Ipsos Food CHATS (Consumption, Habits, Attitudes and Trends) report surveyed 3,002 consumers and food decision makers aged 18 years and over, and examined four areas:
- Consumers’ diet and actual consumption, covering the 5Ws (who, what, when, why and where) and how consumption is changing over time;
- Decision making and what is influencing healthy food decisions in Australia;
- How food is being prepared at home; what are the trends in relation to cooking;
- Eating out occasions, behavioural decisions/drivers and food & beverage choices.
It found that the top five food priorities for Australians in 2016 are eating more fresh fruit and vegetables (40 percent), smaller portion sizes (31 percent), reducing sugar intake from food (24 percent), eating healthier snacks (23 percent) and cutting down on fat (23 percent).
Taste and price top the list of purchase drivers in-store, at 72 percent and 63 percent respectively, followed by price discounts.
Ipsos strategy & research director Kathy Benson said “Making a quick decision in-store, purchasing products which are familiar and easy to use at home, as well as meeting budget restrictions, are still very important factors when it comes to making food purchases.”
Health continues to be the high priority area for 2016 and Australians want the government to do more about it. After a number of food safety scares last year, food origin and safety is a clear priority and sustainability and recycling continue to gain traction.
When it comes to sugar, one in two adult Australians believes there is too much sugar in packaged goods, however only one in four have tried to reduce their sugar intake.
Snacking is still very popular with two-thirds of Australians snacking between meals and healthy snacks are a priority. Although diet fads have also become top of mind, with the paleo diet achieving the highest awareness at 47 percent, trial of these diets remains low at below 10 percent.
What consumers want
In terms of what consumers want to see more of, the study found that natural sugar substitutes are of greatest interest (65 percent), as well as ‘no added hormone’ beef (55 percent), organic chicken (46 percent), stall-free pork (41 percent), organic beef (40 percent), plant-based milk alternatives (33 percent), sugar substitutes (32 percent) and vegetable protein (31 percent).

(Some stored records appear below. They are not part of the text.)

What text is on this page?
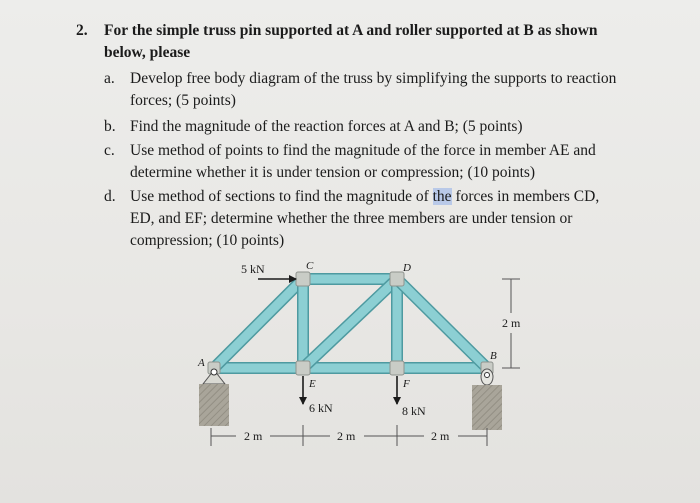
2. For the simple truss pin supported at A and roller supported at B as shown
below, please
a. Develop free body diagram of the truss by simplifying the supports to reaction
forces; (5 points)
b. Find the magnitude of the reaction forces at A and B; (5 points)
c. Use method of points to find the magnitude of the force in member AE and
determine whether it is under tension or compression; (10 points)
d. Use method of sections to find the magnitude of the forces in members CD,
ED, and EF; determine whether the three members are under tension or
compression; (10 points)
5 kN
6 kN	8 kN
2 m	2 m	2 m
2 m
A
B
C	D
E	F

Australians want to consume less artificial sweeteners (55 percent), sugar from beverages (49 percent), sugar from breakfast cereals (48 percent), food additives (41 percent), trans fat (40 percent), fat from meat (35 percent), sugar from sweet snacks (35 percent) and fat from dairy (19 percent).
One in three Australians say restaurants or cafes are their favourite places to eat out, followed by fast food chains, food courts and clubs and pubs.
Fast food chains dominate the average number of eating out occasions at 4.6 times per month, compared to restaurants and cafes at 4.2 times. McDonald’s is the most popular fast food venue (28 percent), followed by Hungry Jacks (14 percent), KFC (10 percent), Subway (nine percent) and Coffee Club (four percent).